OUBLI (Brigitte LASCOMBE)
Le club Pat’ Pantin
vous parle
de
L’oubli
Avec
OUBLI
(Brigitte LASCOMBE)
O : on ferme les vannes.
U : un beau jour, les souvenirs s’effilochent.
B : bientôt, le puits sans fond de la mémoire se fermera à jamais.
L : libre comme l’air, on repart à zéro.
I : indifférence.
Oublier tout, jusqu’à l’indifférence. Et pourtant ! La perte d’un être jadis aimé peut elle vraiment sombrer dans l’oubli ? Je le croyais, je l’ai cru jusqu’à cet atelier d’écriture où l’oubli s’instaura sujet du jour.
Ah, l’atelier !
Comment ne pas se rappeler cette sorte de resto du cœur jouxtant le port ?
Régentée de main de maitre par une « Mireio » haute en couleurs et aux accents chantants, cette antre marine nous attirait dans ses filets une fois par mois. Nous, c'est-à-dire une dizaine d’écrivains en herbe, dont un seul homme, le pauvret !
Sous la bonne garde des ancres et coquillages qui habillaient les murs du sol au plafond, nous échangions nos recettes de mots.
Tournures de phrases, expressions imagées, adresses de concours, inscriptions aux fêtes du livre, les sujets de conversation ne manquaient pas.
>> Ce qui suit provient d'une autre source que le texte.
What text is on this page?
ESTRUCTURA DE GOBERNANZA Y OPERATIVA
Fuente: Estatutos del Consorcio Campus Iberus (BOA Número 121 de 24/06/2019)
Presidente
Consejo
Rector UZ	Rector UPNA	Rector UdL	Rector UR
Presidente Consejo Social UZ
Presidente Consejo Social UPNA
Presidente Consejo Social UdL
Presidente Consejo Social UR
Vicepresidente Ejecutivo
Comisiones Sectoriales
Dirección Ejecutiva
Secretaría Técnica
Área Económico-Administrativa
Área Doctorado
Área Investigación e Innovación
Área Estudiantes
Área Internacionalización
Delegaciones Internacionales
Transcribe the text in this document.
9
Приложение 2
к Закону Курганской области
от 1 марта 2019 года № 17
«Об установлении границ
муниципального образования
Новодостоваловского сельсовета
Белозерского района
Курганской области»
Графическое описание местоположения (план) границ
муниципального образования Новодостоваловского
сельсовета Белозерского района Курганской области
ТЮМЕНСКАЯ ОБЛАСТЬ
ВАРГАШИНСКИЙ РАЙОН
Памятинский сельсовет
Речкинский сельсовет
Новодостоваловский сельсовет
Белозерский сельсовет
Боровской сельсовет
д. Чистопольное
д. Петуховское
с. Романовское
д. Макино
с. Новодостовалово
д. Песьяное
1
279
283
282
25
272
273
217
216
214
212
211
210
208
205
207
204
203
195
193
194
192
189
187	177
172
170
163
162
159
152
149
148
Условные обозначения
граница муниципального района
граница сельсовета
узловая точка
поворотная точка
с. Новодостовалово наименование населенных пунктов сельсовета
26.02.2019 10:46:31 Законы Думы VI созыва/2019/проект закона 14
Et bien sûr, vers le mitant de l’après midi, comme des élèves studieux tirant la langue, nous planchions sur le mot du jour pioché dans un canotier par notre chef d’atelier « Mireio » au nom prédestiné qui l’incitait à nous servir du Mistral à toutes les sauces.
Ce jour là, l’oubli, tel une colombe s’envola de son chapeau magique. Une colombe d’après le déluge, celle qui offre aux nations son rameau d’olivier en guise de paix.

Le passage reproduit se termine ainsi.